And I am offended. My generation deserves better from our mentor and parent, the church. Because we know intuitively that the church has a backbone, and we wish she would show it. Her backbone is Scripture, and the nerve passing the Message to the rest of the body is the tradition, the liturgy.

This is where Christ’s unmasking of our sinfulness comes in, according to Barth. The only way to realize the all important “i” has taken over your universe is to come up against the un-movable, un-changable, and incomprehensible “Thou.”  Augustine described original sin- the sin inherent to all people- as spiritual scoliosis. Sin turns us inward and downward such that we could no longer look forward to behold our natural end: God. Instead we shuffle along pondering our own toes.

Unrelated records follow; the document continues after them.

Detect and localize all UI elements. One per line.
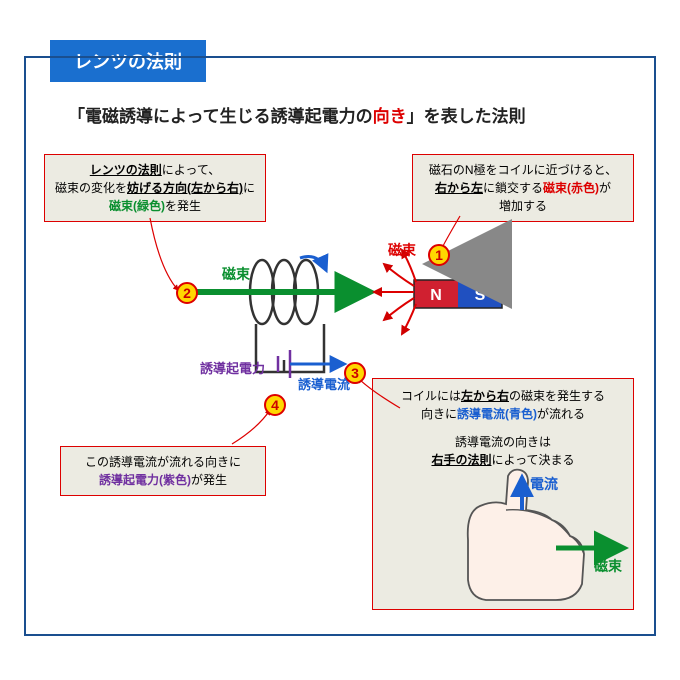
diagram-svg: N S — [0, 0, 680, 680]
magnet-n: N — [430, 287, 442, 304]
label-emf: 誘導起電力 — [200, 358, 265, 377]
marker-1: 1 — [428, 244, 450, 266]
magnet: N S — [414, 280, 502, 308]
label-flux-red: 磁束 — [388, 240, 416, 260]
red-flux-lines — [374, 250, 416, 334]
marker-2: 2 — [176, 282, 198, 304]
coil — [250, 260, 324, 372]
label-current: 誘導電流 — [298, 374, 350, 393]
conn-2 — [150, 218, 178, 290]
marker-4: 4 — [264, 394, 286, 416]
conn-4 — [232, 410, 270, 444]
marker-3: 3 — [344, 362, 366, 384]
label-flux-green: 磁束 — [222, 264, 250, 284]
magnet-s: S — [475, 287, 486, 304]
label-hand-flux: 磁束 — [594, 556, 622, 576]
conn-3 — [358, 378, 400, 408]
label-hand-current: 電流 — [530, 474, 558, 494]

How to cure the spiritual Quasimodo? Ringing the bell: calling the people to worship. To deconstruct the lie of the “me” generation- a group of people  ipod, iphone, and imac obsessed demands introduction to the I AM. Teach a bent spine how to walk upright-  put it in a brace. To teach a curved spirit: brace it with praise. Teach mute lips the words of scripture. Lift limp arms and tone weary hearts. Bend stiff knees, and above all: lift sore eyes.

A down pillow will not straighten a curved spine. Neither, then, will worship that merely appeases the need to feel good. I’m not saying worship shouldn’t feel good some times, it does. But learning to become God’s disciple won’t always feel ‘good.’ It won’t fit an agenda. Worship isn’t a spa.

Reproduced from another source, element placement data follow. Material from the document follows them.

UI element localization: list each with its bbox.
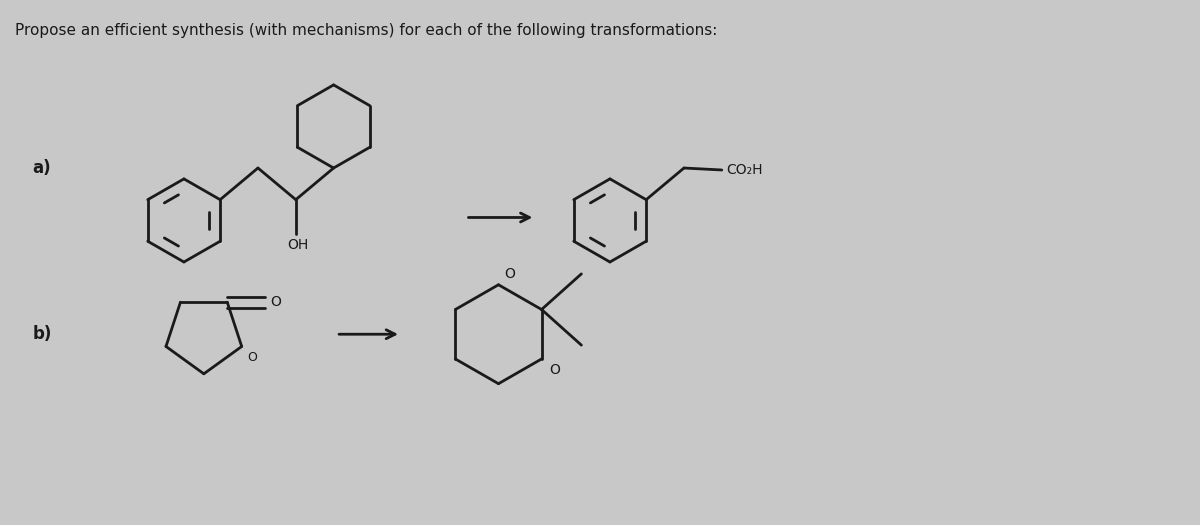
Text: O: O <box>270 295 281 309</box>
Text: O: O <box>550 363 560 377</box>
Text: Propose an efficient synthesis (with mechanisms) for each of the following trans: Propose an efficient synthesis (with mec… <box>14 23 718 38</box>
Text: O: O <box>247 351 258 364</box>
Text: CO₂H: CO₂H <box>726 163 762 177</box>
Text: b): b) <box>32 325 52 343</box>
Text: OH: OH <box>287 238 308 252</box>
Text: a): a) <box>32 159 52 177</box>
Text: O: O <box>504 267 515 281</box>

But it is a hospital. Jesus said he came for those who needed a physician. That would be us. Jesus shows us our scolisis of the spirit and then goes a step farther. He gives us His Spirit so we can literally straighten up. Thats why two thousand years of Christians have worshiped in His Spirit and truth. For two thousand years the church has been straightening the hunched and reviving the dead.

We are, in fact, the poor in spirit… at least most of us are. In the suffrages in the Book of Common Prayer (Rites I&II for Morning and Evening Prayer), there is a beautiful petition that strikes me each morning: “Let not the needy be forgotten, O Lord, nor the hope of the poor be taken away.” As I wrestled with what is lost by changing the liturgy in order to “attract” younger worshipers this petition kept popping into my head and heart. Christ is our hope, and we can only receive Christ through the tradition of the Church, the body of Christ. If that tradition is abandoned for the sake of the chic, we have no hope.

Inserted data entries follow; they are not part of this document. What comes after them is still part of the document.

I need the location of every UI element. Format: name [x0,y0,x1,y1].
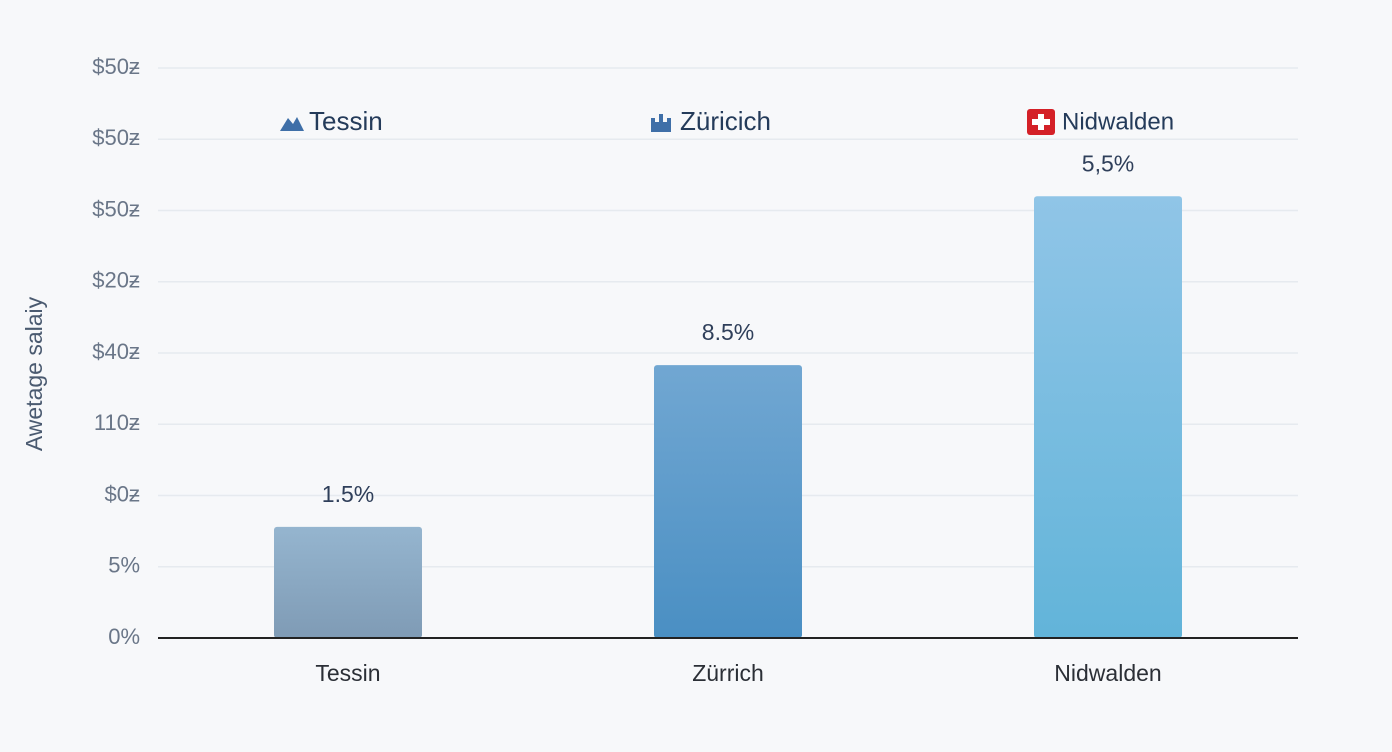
y-axis-label: Awetage salaiy [21,296,47,451]
data-label: 8.5% [702,319,754,345]
y-tick-label: $40ƶ [92,339,140,364]
y-tick-label: $20ƶ [92,268,140,293]
legend-label: Nidwalden [1062,108,1174,135]
y-tick-label: $50ƶ [92,196,140,221]
y-tick-label: 5% [108,553,140,578]
bar [1034,196,1182,638]
legend-label: Züricich [680,106,771,136]
y-tick-label: $50ƶ [92,125,140,150]
y-tick-label: $0ƶ [105,481,140,506]
bar [654,365,802,638]
y-tick-label: $50ƶ [92,54,140,79]
y-tick-label: 0% [108,624,140,649]
legend-label: Tessin [309,106,383,136]
legend-icon [280,117,304,131]
x-tick-label: Nidwalden [1054,660,1161,686]
legend-icon-cross [1032,114,1050,130]
bar [274,526,422,638]
y-tick-label: 110ƶ [94,410,140,435]
data-label: 5,5% [1082,150,1134,176]
data-label: 1.5% [322,481,374,507]
x-tick-label: Zürrich [692,660,764,686]
x-tick-label: Tessin [315,660,380,686]
legend-icon [651,114,671,132]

If the church seduces the “me” generation with a mere reproduction of ourselves we will feel comfortable, but we’ll be comfortably dead. If she draws us to our own image, we will drown in ourselves like Narcissus. But if she holds out hope for is, we may learn how to hope for ourselves. And for one whose hopes in Christ, all things are possible.

“…Let not the needy, O Lord, be forgotten, nor the hope of the poor be taken away.
Restore in us a clean heart, and sustain a right spirit within us….” Amen.